I need to modify my comments on Milbank's alleged socialism. The way he defines it, at least in _Theology and Social Theory_ is more in terms of the medieval guild system. Not great, granted, but better than Che Guerrera. So he is not an Obama-like socialist of the American sort.


----------



## JohnOwen007

Dear Jacob,

Thanks so much for your review and interesting comments. I think Milbank's connection of the Reformation and Modernity is a long shot. The reformers were protected from modernity whilst they held to the sinfulness of the human heart. It was _this _that modernity shunned.

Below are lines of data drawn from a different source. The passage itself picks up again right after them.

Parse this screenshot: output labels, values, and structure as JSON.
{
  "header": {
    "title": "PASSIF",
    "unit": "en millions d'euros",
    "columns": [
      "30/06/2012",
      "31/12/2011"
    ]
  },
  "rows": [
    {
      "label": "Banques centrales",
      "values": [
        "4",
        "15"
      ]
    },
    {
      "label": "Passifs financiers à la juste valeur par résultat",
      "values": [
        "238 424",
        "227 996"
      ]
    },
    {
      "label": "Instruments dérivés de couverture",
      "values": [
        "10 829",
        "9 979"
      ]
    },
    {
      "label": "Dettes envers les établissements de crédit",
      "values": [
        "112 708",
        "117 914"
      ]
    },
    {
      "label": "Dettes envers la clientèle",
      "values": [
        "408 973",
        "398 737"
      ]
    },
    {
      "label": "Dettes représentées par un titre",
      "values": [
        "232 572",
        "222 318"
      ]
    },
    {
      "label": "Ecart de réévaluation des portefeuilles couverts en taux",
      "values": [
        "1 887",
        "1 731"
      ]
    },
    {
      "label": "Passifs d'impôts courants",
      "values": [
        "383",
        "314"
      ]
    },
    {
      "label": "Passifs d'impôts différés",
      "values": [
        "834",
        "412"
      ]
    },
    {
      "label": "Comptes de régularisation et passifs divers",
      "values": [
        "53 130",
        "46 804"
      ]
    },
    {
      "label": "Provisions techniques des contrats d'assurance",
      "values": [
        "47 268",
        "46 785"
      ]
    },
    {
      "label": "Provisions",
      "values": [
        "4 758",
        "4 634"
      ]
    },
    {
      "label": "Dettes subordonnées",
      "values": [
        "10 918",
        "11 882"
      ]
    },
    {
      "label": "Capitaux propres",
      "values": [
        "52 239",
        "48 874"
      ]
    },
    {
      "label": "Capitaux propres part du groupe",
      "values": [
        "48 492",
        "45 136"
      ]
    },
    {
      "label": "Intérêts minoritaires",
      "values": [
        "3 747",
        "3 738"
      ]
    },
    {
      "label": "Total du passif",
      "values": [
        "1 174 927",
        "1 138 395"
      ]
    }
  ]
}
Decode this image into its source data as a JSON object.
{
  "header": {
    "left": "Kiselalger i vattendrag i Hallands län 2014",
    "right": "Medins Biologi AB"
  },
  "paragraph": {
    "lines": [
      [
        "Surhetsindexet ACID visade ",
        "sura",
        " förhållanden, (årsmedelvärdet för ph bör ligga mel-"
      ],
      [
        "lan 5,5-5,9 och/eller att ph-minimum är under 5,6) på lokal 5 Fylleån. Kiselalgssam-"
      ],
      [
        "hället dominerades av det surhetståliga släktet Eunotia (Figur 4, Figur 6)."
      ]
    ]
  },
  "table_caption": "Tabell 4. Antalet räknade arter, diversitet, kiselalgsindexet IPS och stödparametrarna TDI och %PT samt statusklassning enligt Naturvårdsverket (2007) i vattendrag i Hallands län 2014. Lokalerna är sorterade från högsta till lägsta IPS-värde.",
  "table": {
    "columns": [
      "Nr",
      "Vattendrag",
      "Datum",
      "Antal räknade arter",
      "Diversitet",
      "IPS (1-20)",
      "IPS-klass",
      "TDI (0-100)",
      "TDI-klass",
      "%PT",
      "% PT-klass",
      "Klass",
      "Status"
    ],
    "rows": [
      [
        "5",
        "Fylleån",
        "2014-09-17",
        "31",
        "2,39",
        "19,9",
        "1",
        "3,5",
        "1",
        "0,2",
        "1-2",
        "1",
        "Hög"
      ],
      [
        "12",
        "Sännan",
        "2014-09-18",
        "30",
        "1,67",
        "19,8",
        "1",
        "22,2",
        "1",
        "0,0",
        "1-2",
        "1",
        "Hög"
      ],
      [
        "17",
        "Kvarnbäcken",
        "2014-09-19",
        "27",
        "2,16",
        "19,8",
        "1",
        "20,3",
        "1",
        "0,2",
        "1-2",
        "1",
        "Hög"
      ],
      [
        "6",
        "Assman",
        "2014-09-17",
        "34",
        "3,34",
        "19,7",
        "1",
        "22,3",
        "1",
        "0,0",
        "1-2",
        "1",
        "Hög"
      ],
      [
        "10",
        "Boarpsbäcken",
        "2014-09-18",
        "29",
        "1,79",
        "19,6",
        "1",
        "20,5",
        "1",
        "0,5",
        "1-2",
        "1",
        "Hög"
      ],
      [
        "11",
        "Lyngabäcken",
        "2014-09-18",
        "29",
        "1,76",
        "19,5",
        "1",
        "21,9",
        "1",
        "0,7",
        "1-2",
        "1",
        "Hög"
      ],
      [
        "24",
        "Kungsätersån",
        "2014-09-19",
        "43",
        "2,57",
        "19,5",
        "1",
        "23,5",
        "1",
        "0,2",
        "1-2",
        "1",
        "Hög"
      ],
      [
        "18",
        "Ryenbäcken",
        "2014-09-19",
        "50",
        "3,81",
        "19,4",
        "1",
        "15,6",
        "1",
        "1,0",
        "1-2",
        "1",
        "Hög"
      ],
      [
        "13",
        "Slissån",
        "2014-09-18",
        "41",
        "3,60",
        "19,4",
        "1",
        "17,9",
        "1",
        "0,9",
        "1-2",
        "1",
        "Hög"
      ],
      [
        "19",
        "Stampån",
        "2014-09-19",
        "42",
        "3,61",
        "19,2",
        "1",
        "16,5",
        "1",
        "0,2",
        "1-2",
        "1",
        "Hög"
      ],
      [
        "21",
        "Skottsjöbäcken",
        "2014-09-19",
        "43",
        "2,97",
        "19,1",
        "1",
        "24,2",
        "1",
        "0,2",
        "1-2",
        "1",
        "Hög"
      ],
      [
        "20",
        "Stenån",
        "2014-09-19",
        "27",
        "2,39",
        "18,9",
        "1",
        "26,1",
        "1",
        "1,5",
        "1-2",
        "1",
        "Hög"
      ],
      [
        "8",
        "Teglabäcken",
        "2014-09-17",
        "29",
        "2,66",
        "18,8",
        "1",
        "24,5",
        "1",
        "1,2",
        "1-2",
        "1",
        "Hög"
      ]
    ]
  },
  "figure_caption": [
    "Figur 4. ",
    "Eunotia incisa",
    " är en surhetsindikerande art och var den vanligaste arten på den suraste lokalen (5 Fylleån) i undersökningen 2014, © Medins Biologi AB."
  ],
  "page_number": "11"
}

Moreover, as Heiko Oberman has shown, Scotus introduced a more _personal _understanding of reality (and construal of Exod. 3:14), that helped pave the way for Luther's discovery. It's this _personal_ framework that is conspicuously absent from RO with their return to participation (and hence being).

God bless.


----------



## RamistThomist

JohnOwen007 said:


> Dear Jacob,
> 
> Thanks so much for your review and interesting comments. I think Milbank's connection of the Reformation and Modernity is a long shot. The reformers were protected from modernity whilst they held to the sinfulness of the human heart. It was _this _that modernity shunned.
> 
> Moreover, as Heiko Oberman has shown, Scotus introduced a more _personal _understanding of reality (and construal of Exod. 3:14), that helped pave the way for Luther's discovery. It's this _personal_ framework that is conspicuously absent from RO with their return to participation (and hence being).
> 
> God bless.



I think so. Milbank paints with huge brushes. I think he was saying, and I don't have the erudition to prove or refute it, that voluntarism underpinned Luther's theology. This was actually one of the more confusing chapters. I didn't read it carefull.

The reference to personal construals is quite interesting.


----------